Offers in organised markets or pools: active demand participation leads to a more efficient functioning of markets, as resulting prices derives directly from interaction between supply and demand side forces. It is important to notice that the positions of consumers will generally be of purchasers of energy in the markets, even though a consumer who purchased energy through a bilateral contract before the organised market session, could also act in that market as a seller, to balance its position. If a consumer obtains economic advantages by selling energy instead of consuming it when prices are higher, some other customers will also benefit from this, since prices won’t rise as much as they will without demand reduction.

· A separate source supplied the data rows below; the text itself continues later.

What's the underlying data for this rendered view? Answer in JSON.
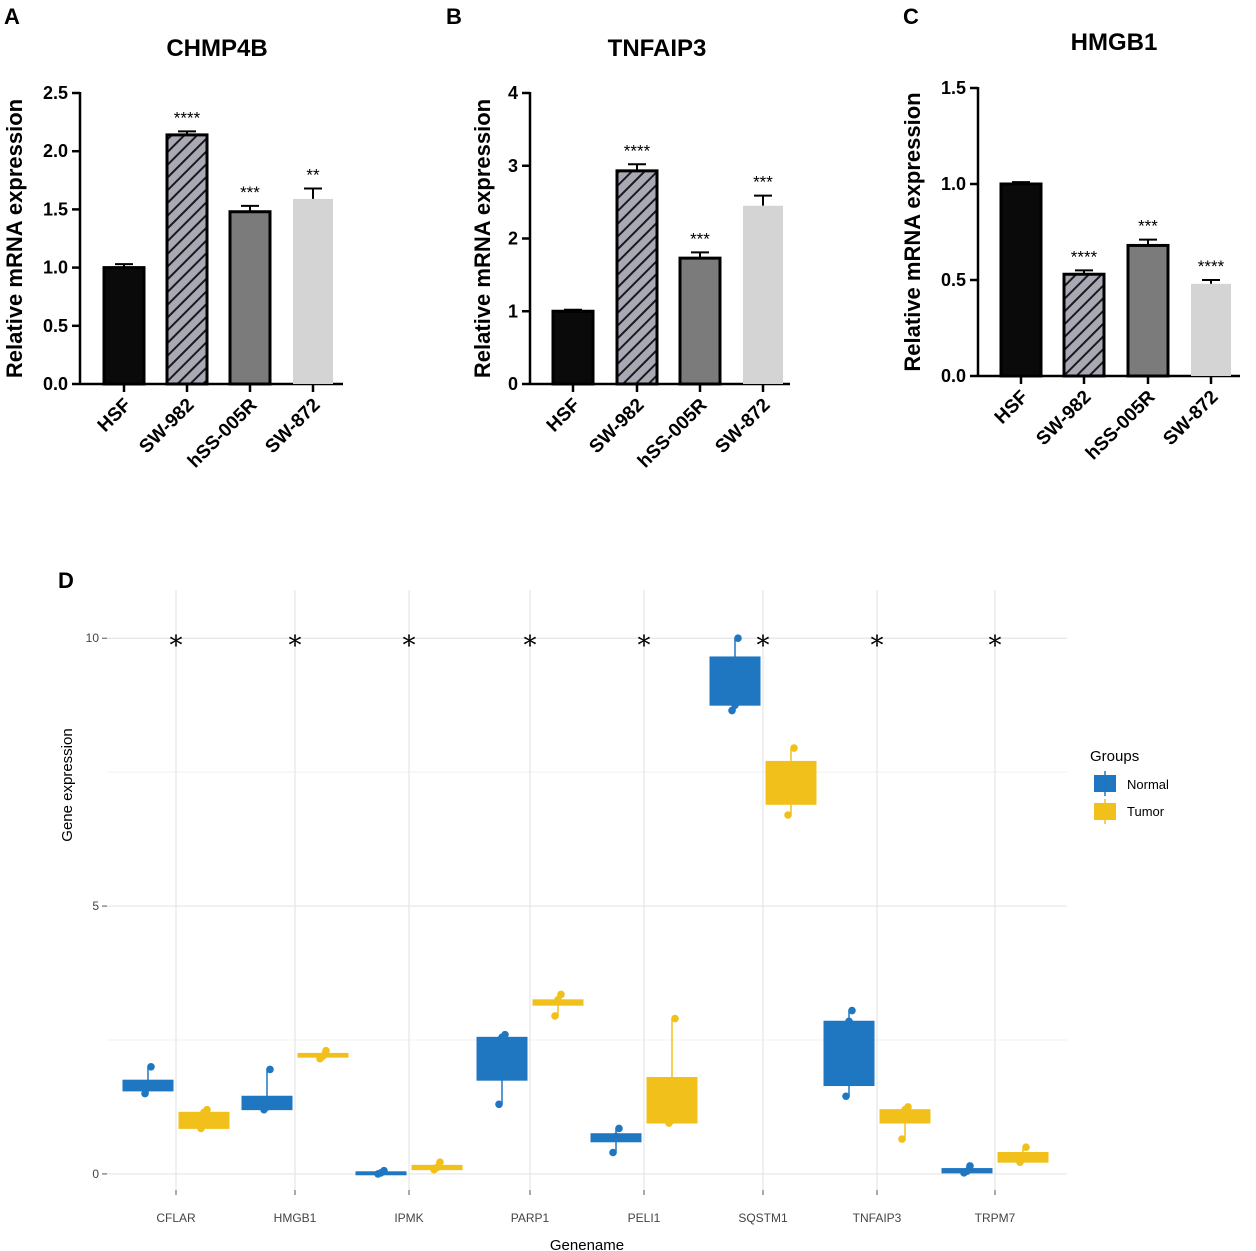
{
  "colors": {
    "black": "#0a0a0a",
    "hatch_bg": "#a9a9b5",
    "dark_gray": "#7b7b7b",
    "light_gray": "#d4d4d4",
    "normal": "#1f77c1",
    "tumor": "#f2c01a",
    "grid": "#e5e5e5"
  },
  "chart_data": [
    {
      "panel": "A",
      "type": "bar",
      "title": "CHMP4B",
      "ylabel": "Relative mRNA expression",
      "categories": [
        "HSF",
        "SW-982",
        "hSS-005R",
        "SW-872"
      ],
      "values": [
        1.0,
        2.14,
        1.48,
        1.59
      ],
      "errors": [
        0.03,
        0.03,
        0.05,
        0.09
      ],
      "significance": [
        "",
        "****",
        "***",
        "**"
      ],
      "fills": [
        "black",
        "hatch",
        "dark_gray",
        "light_gray"
      ],
      "ylim": [
        0,
        2.5
      ],
      "yticks": [
        "0.0",
        "0.5",
        "1.0",
        "1.5",
        "2.0",
        "2.5"
      ]
    },
    {
      "panel": "B",
      "type": "bar",
      "title": "TNFAIP3",
      "ylabel": "Relative mRNA expression",
      "categories": [
        "HSF",
        "SW-982",
        "hSS-005R",
        "SW-872"
      ],
      "values": [
        1.0,
        2.93,
        1.73,
        2.45
      ],
      "errors": [
        0.02,
        0.09,
        0.08,
        0.14
      ],
      "significance": [
        "",
        "****",
        "***",
        "***"
      ],
      "fills": [
        "black",
        "hatch",
        "dark_gray",
        "light_gray"
      ],
      "ylim": [
        0,
        4
      ],
      "yticks": [
        "0",
        "1",
        "2",
        "3",
        "4"
      ]
    },
    {
      "panel": "C",
      "type": "bar",
      "title": "HMGB1",
      "ylabel": "Relative mRNA expression",
      "categories": [
        "HSF",
        "SW-982",
        "hSS-005R",
        "SW-872"
      ],
      "values": [
        1.0,
        0.53,
        0.68,
        0.48
      ],
      "errors": [
        0.01,
        0.02,
        0.03,
        0.02
      ],
      "significance": [
        "",
        "****",
        "***",
        "****"
      ],
      "fills": [
        "black",
        "hatch",
        "dark_gray",
        "light_gray"
      ],
      "ylim": [
        0,
        1.5
      ],
      "yticks": [
        "0.0",
        "0.5",
        "1.0",
        "1.5"
      ]
    },
    {
      "panel": "D",
      "type": "box",
      "xlabel": "Genename",
      "ylabel": "Gene expression",
      "ylim": [
        -0.3,
        10.9
      ],
      "yticks": [
        "0",
        "5",
        "10"
      ],
      "legend_title": "Groups",
      "groups": [
        "Normal",
        "Tumor"
      ],
      "significance_label": "*",
      "significance_y": 10,
      "genes": [
        {
          "name": "CFLAR",
          "normal": {
            "min": 1.5,
            "q1": 1.55,
            "median": 1.65,
            "q3": 1.75,
            "max": 2.0,
            "points": [
              1.5,
              1.65,
              2.0
            ]
          },
          "tumor": {
            "min": 0.85,
            "q1": 0.85,
            "median": 1.05,
            "q3": 1.15,
            "max": 1.2,
            "points": [
              0.85,
              1.15,
              1.2
            ]
          }
        },
        {
          "name": "HMGB1",
          "normal": {
            "min": 1.2,
            "q1": 1.2,
            "median": 1.3,
            "q3": 1.45,
            "max": 1.95,
            "points": [
              1.2,
              1.25,
              1.95
            ]
          },
          "tumor": {
            "min": 2.15,
            "q1": 2.18,
            "median": 2.2,
            "q3": 2.25,
            "max": 2.3,
            "points": [
              2.15,
              2.2,
              2.3
            ]
          }
        },
        {
          "name": "IPMK",
          "normal": {
            "min": 0.0,
            "q1": 0.0,
            "median": 0.02,
            "q3": 0.04,
            "max": 0.06,
            "points": [
              0.0,
              0.02,
              0.06
            ]
          },
          "tumor": {
            "min": 0.08,
            "q1": 0.08,
            "median": 0.12,
            "q3": 0.16,
            "max": 0.22,
            "points": [
              0.08,
              0.12,
              0.22
            ]
          }
        },
        {
          "name": "PARP1",
          "normal": {
            "min": 1.3,
            "q1": 1.75,
            "median": 1.9,
            "q3": 2.55,
            "max": 2.6,
            "points": [
              1.3,
              2.55,
              2.6
            ]
          },
          "tumor": {
            "min": 2.95,
            "q1": 3.15,
            "median": 3.2,
            "q3": 3.25,
            "max": 3.35,
            "points": [
              2.95,
              3.25,
              3.35
            ]
          }
        },
        {
          "name": "PELI1",
          "normal": {
            "min": 0.4,
            "q1": 0.6,
            "median": 0.65,
            "q3": 0.75,
            "max": 0.85,
            "points": [
              0.4,
              0.7,
              0.85
            ]
          },
          "tumor": {
            "min": 0.95,
            "q1": 0.95,
            "median": 1.0,
            "q3": 1.8,
            "max": 2.9,
            "points": [
              0.95,
              1.0,
              2.9
            ]
          }
        },
        {
          "name": "SQSTM1",
          "normal": {
            "min": 8.65,
            "q1": 8.75,
            "median": 8.9,
            "q3": 9.65,
            "max": 10.0,
            "points": [
              8.65,
              8.75,
              10.0
            ]
          },
          "tumor": {
            "min": 6.7,
            "q1": 6.9,
            "median": 7.3,
            "q3": 7.7,
            "max": 7.95,
            "points": [
              6.7,
              7.6,
              7.95
            ]
          }
        },
        {
          "name": "TNFAIP3",
          "normal": {
            "min": 1.45,
            "q1": 1.65,
            "median": 2.05,
            "q3": 2.85,
            "max": 3.05,
            "points": [
              1.45,
              2.85,
              3.05
            ]
          },
          "tumor": {
            "min": 0.65,
            "q1": 0.95,
            "median": 1.1,
            "q3": 1.2,
            "max": 1.25,
            "points": [
              0.65,
              1.2,
              1.25
            ]
          }
        },
        {
          "name": "TRPM7",
          "normal": {
            "min": 0.02,
            "q1": 0.02,
            "median": 0.06,
            "q3": 0.1,
            "max": 0.15,
            "points": [
              0.02,
              0.05,
              0.15
            ]
          },
          "tumor": {
            "min": 0.22,
            "q1": 0.22,
            "median": 0.3,
            "q3": 0.4,
            "max": 0.5,
            "points": [
              0.22,
              0.3,
              0.5
            ]
          }
        }
      ]
    }
  ]
}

In addition, economic benefits are obtained as a consequence of the mitigation of the potential market power of generators.

•

Supply of specific additional services: similarly to generators, certain consumers provide additional services like congestion management, tertiary reserve, tension control, management of problems linked to shortages and disruptions. These services include interruption mechanisms, adopted directly by large consumers or by traders, which act as aggregators of domestic and industrial consumers demand.